Calculating Fluid Displacement in a Multi-Fluid System

[thunderbug]

i seem to be stuck on a problem which involves fluids of 2 different densities, and an object floating in/on them. A block of wood is floating in a jar of water. oil is then poured onto the water. how can i calculate the mass of "the fluid displaced" when it is composed of 2 different fluids, and i have no idea how large the jar is? i don't think i should average their densities, but i keep getting a wrong result.

for a floating (partially submerged) object, i can see that
FB = mg = (fraction submerged) (weight of fluid displaced by entire object)

= (fraction) (rho of fluid * Volume of object * g)

i have used this to find the fraction of an object which is above or below the surface. how can i change it to apply to 2 fluids with 2 different densities?

the specifics given:
rho(wood) = 500 kg/m^3
rho(oil) = 600 kg/m^3
v(wood) = (.01m)^3
question asks how deep oil layer is when it is 4 cm below the top of the block.[/CODE]

 

[DaveC426913]

I am not an engineering whiz, but isn't the shape of the block an essential element? Normally, the shape would be irrelevant, since bouyancy acts on the volume/mass, and is independent of shape. But you need to know when it is 4cm out of the water - a linear measurement.

If the block were 1 cm^2 and 1m tall, you would have a very different answer than if it were 100cm^2 and 5cm tall.

Do we assume it is a cube?


Also, when you say the block of wood has a volume of (.01m)^3, I can interpret that two ways:
.01m is equal to 1cm; 1cm^3 is 1 cubic cm
or
.01m^3 could be read as 1/100th of a cubic meter; which is 10000 cubic cm.


Something tells me this isn't about decimals. I'm going to assume the block is a cube.
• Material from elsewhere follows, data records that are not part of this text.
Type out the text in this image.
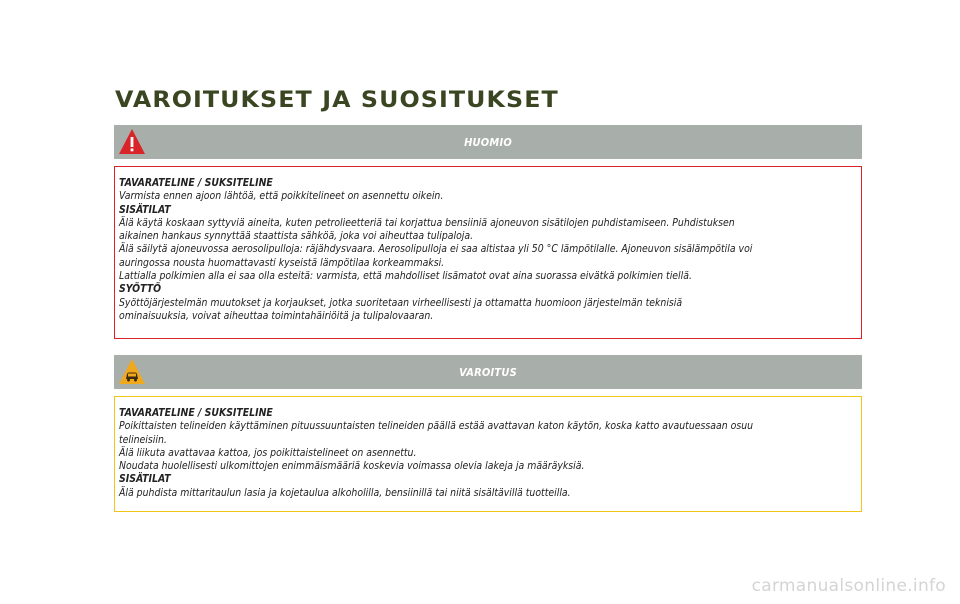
VAROITUKSET JA SUOSITUKSET
HUOMIO

TAVARATELINE / SUKSITELINE

Varmista ennen ajoon lähtöä, että poikkitelineet on asennettu oikein.

SISÄTILAT

Älä käytä koskaan syttyviä aineita, kuten petrolieetteriä tai korjattua bensiiniä ajoneuvon sisätilojen puhdistamiseen. Puhdistuksen

aikainen hankaus synnyttää staattista sähköä, joka voi aiheuttaa tulipaloja.

Älä säilytä ajoneuvossa aerosolipulloja: räjähdysvaara. Aerosolipulloja ei saa altistaa yli 50 °C lämpötilalle. Ajoneuvon sisälämpötila voi

auringossa nousta huomattavasti kyseistä lämpötilaa korkeammaksi.

Lattialla polkimien alla ei saa olla esteitä: varmista, että mahdolliset lisämatot ovat aina suorassa eivätkä polkimien tiellä.

SYÖTTÖ

Syöttöjärjestelmän muutokset ja korjaukset, jotka suoritetaan virheellisesti ja ottamatta huomioon järjestelmän teknisiä

ominaisuuksia, voivat aiheuttaa toimintahäiriöitä ja tulipalovaaran.

VAROITUS

TAVARATELINE / SUKSITELINE

Poikittaisten telineiden käyttäminen pituussuuntaisten telineiden päällä estää avattavan katon käytön, koska katto avautuessaan osuu

telineisiin.

Älä liikuta avattavaa kattoa, jos poikittaistelineet on asennettu.

Noudata huolellisesti ulkomittojen enimmäismääriä koskevia voimassa olevia lakeja ja määräyksiä.

SISÄTILAT

Älä puhdista mittaritaulun lasia ja kojetaulua alkoholilla, bensiinillä tai niitä sisältävillä tuotteilla.

carmanualsonline.info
I'm also going to go out on a limb and propose that the cube is not supposed to be .01m^3 (this would make the cube 21.544379972138894748806069367288cm on a side).
Nor it is supposed to be 1cm^3, since it could never float 4cm out of the water.

I'm going to say the cube is supposed to be 0.001m^3 - making it 10 cm on a side (and incidentally having a volume of 1 liter and a mass of 0.5kg).

 

[thunderbug]

sorry if i was unclear, yes, the block is .01m per side, and a cube. and yes, the mass would be 0.5 kg. am i correct in saying that if this block were floating only on the water, that it would be submerged 50% ?

 

[thunderbug]

wow. sorry. 0.1 m per side, yes 10 cm per side, etc.